I know most about economic development in poorer countries. I’ve written about microfinance, third world debt, environmental taxes, the impact of foreign aid, quantifying trade barriers, the importance of policies other than foreign aid for development, and more.
But I identify myself less by expertise than style. I like to probe ideas, to test them against each other and the evidence, then teach others what I have learned. My fluency in English and mathematics mean few analytical paths are inaccessible to me.
I believe there are few simple truths in social policy. So if you are someone who is deciding what projects to fund, or what policies to advocate or enact, you are more likely to succeed if you start with an openness to all views.
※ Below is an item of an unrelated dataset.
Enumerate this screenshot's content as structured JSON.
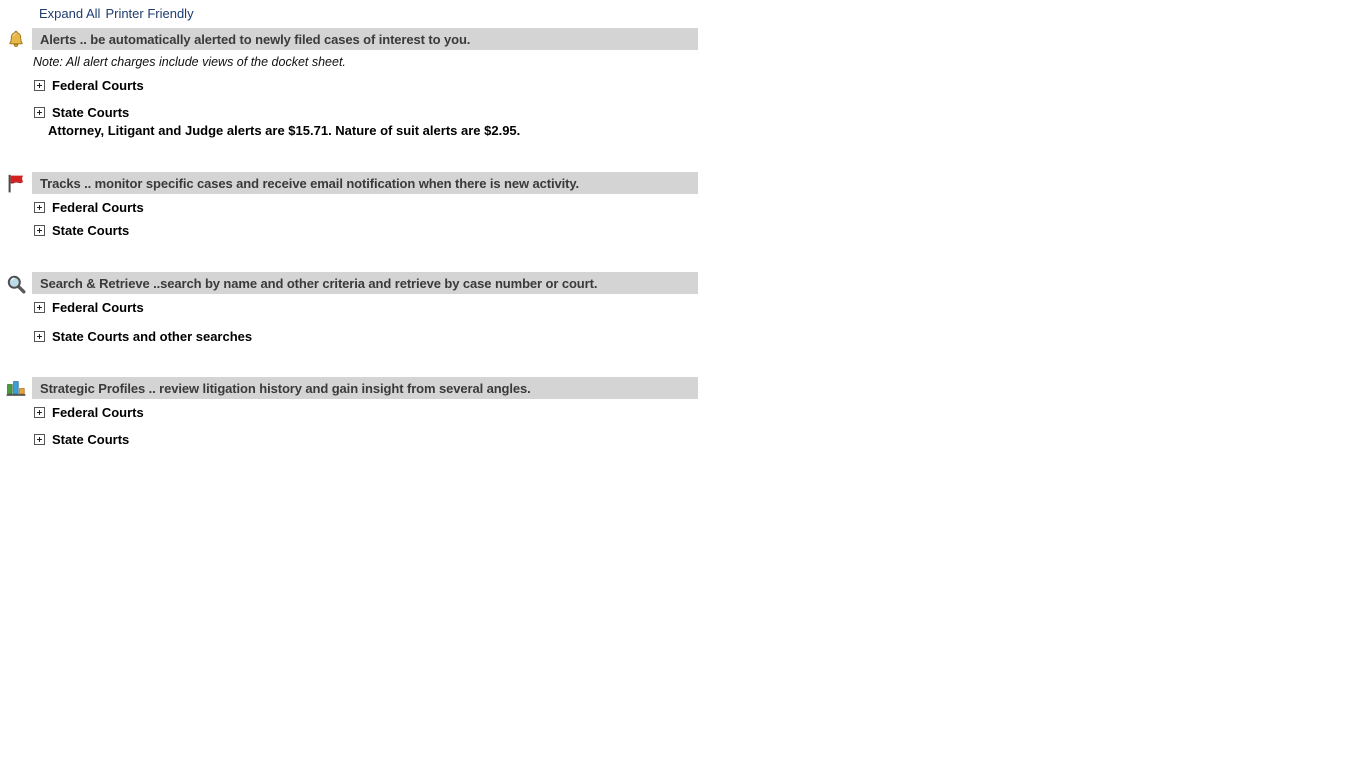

The relevant arguments may range from mathematical to moral; a full understanding requires the capacity to understand and critique them all. Wisdom comes from probing the bases for different perspectives and the frictions between them. Of course, time is finite, so the trick is to balance the value of learning more with the need to make judgments in reasonable time.
You can see my style in the Commitment to Development Index; in my Guide for the Perplexed on the impact of aid on growth; in my prize-winning econometric software and documentation; in The Natural Wealth of Nations; in the widely praised Due Diligence: An Impertinent Inquiry into Microfinance; and in the virtually unprecedented open book blog through which I wrote the latter, sharing drafts, questions, and discoveries as I went.
I earned a bachelor’s degree in mathematics from Harvard, Phi Beta Kappa, in 1990. I spent the following year on scholarship at the University of Cambridge, where I discovered my lifelong interests in economics and public policy and abandoned my mathematics program. I have been self-taught since. The popularity of my programs and related pedagogic writings make me one of the top young economists in the world according to one algorithm. I spent academic year 1998–99 on a Fulbright in Vietnam.
I play ragtime and classical piano after a fashion. I like English folk dancing. I put enough solar panels on my house to make it a net source of electricity. I live in Washington, DC, with my formerly cute kids, my amazing wife, and no cats.